The possibility of an amended affiliation standard was first raised about seven months ago, when Inspector General Mike Ware
Poultry lenders and growers pushed back against the findings
As late as Aug. 17, the agency’s reaction to the OIG report was unclear. At that time, the SBA would only say that it would continue to honor its guarantees for poultry loans while it reviewed its policies and procedures.
The SBA will not comment on reaction to the proposed rule until the comment period has passed, said spokeswoman Shannon Giles.
“After the deadline, all submitted comments will be thoroughly reviewed before we can make a statement,” Giles said.
The SBA acknowledged in the text of the proposed rule that “lenders may need assistance in applying the rule to certain agricultural business relationships. … In particular, the agreement between a poultry farmer and a large poultry producer ... may be critical to the determination of whether a the farmer is an independent small business.”
The agency offered to review agreements between farmers and integrators to help lenders determine whether a deal would be valid. Still, critics, including a large number of community bankers, said it will make obtaining 7(a) guarantees for poultry loans all but impossible.
They’d prefer to see the proposal scrapped.
In contrast to the OIG’s narrative highlighting close ties between growers and integrators, David Melchert, SBA loan manager at the $18.7 billion-asset Arvest Bank Group in Bentonville Ark., noted that growers are responsible for repaying loans, paying all the taxes on their businesses and overseeing day-to-day operations — all hallmarks of an independent business.

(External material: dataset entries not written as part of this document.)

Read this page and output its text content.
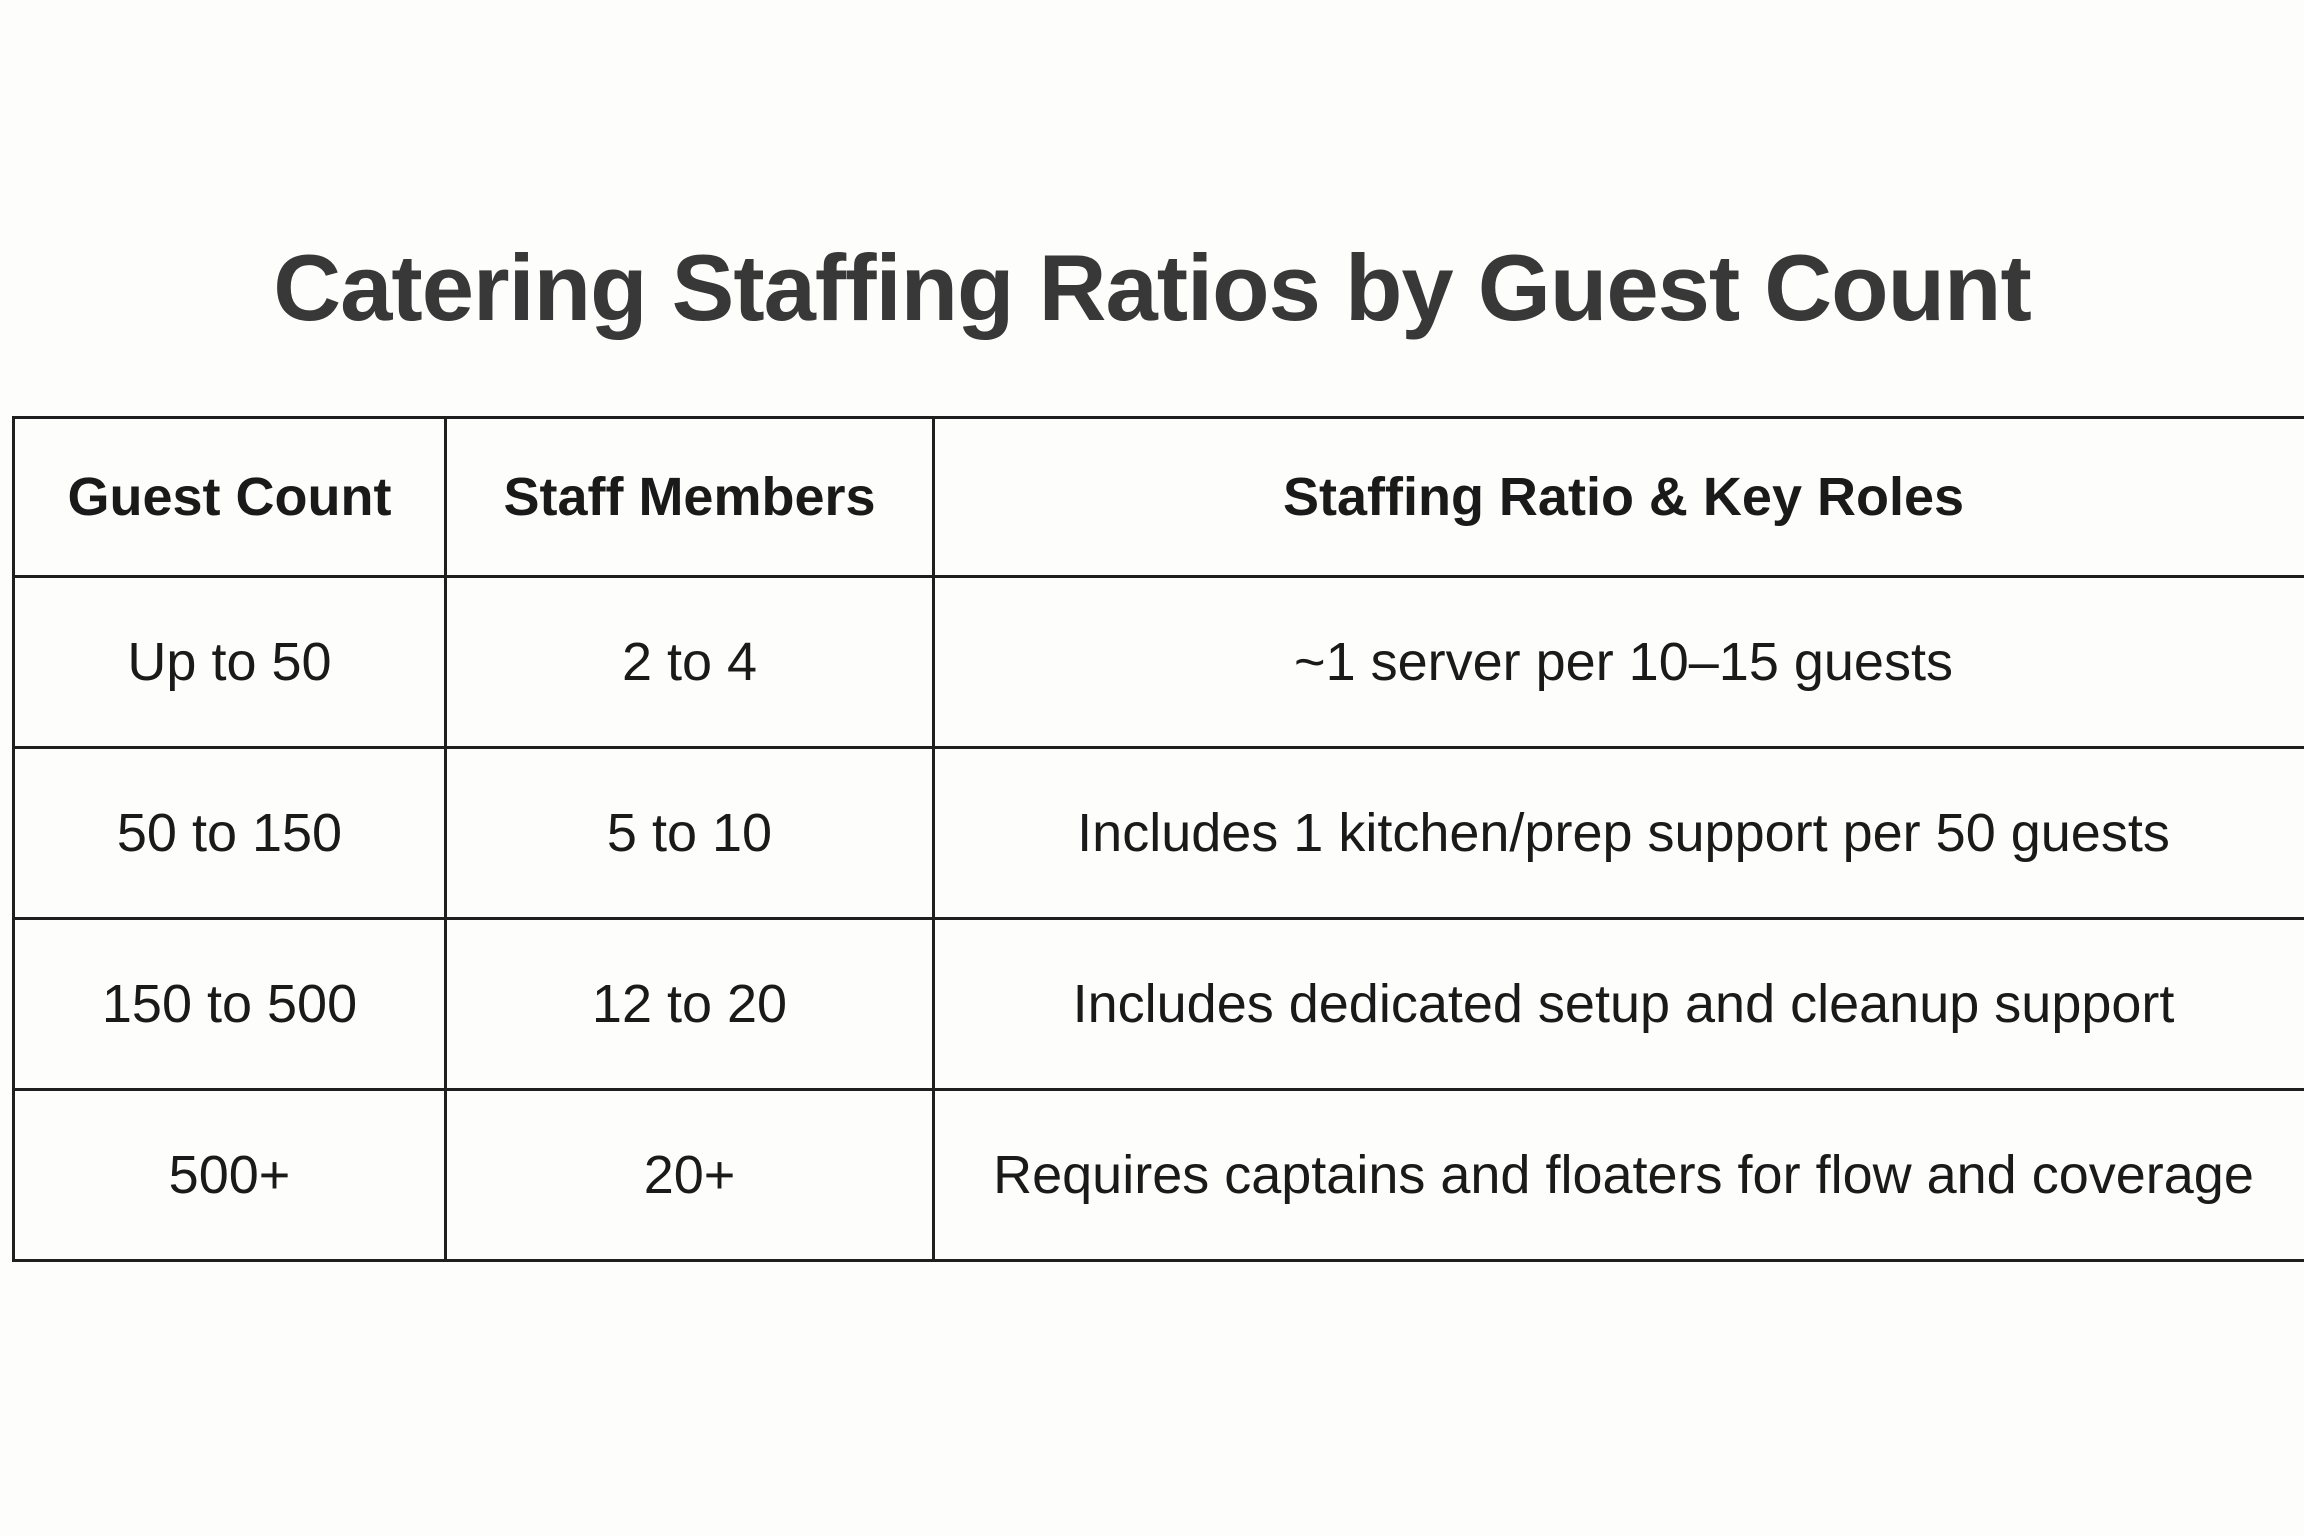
Catering Staffing Ratios by Guest Count
Guest Count	Staff Members	Staffing Ratio & Key Roles
Up to 50	2 to 4	~1 server per 10–15 guests
50 to 150	5 to 10	Includes 1 kitchen/prep support per 50 guests
150 to 500	12 to 20	Includes dedicated setup and cleanup support
500+	20+	Requires captains and floaters for flow and coverage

“If these proposed regulatory changes are approved … a significant source of capital supporting agriculture and rural America will be lost,” Melchert wrote in a comment letter.
Melchert declined a request for additional comment.
Ramifications from the proposal could extend far beyond poultry, given a wave of consolidation that has affected virtually all food processing sectors, said John Blanchfield, a longtime agricultural lending consultant and a principal at Agricultural Banking Advisory Service. It could even affect corn growers that sell to ethanol manufacturers, since many sell to a single fuel producer, he added.
“Under the proposed rule, virtually every farm and ranch in the U.S. that raises and markets proteins derived from meat would be ineligible for a loan guaranteed by the SBA,” Blanchfield wrote in a comment letter.
“The proposed rule is ill informed, short sighted, unworkable, and harmful to small businesses that are engaged in agricultural production. It should be withdrawn,” Blanchfield concluded.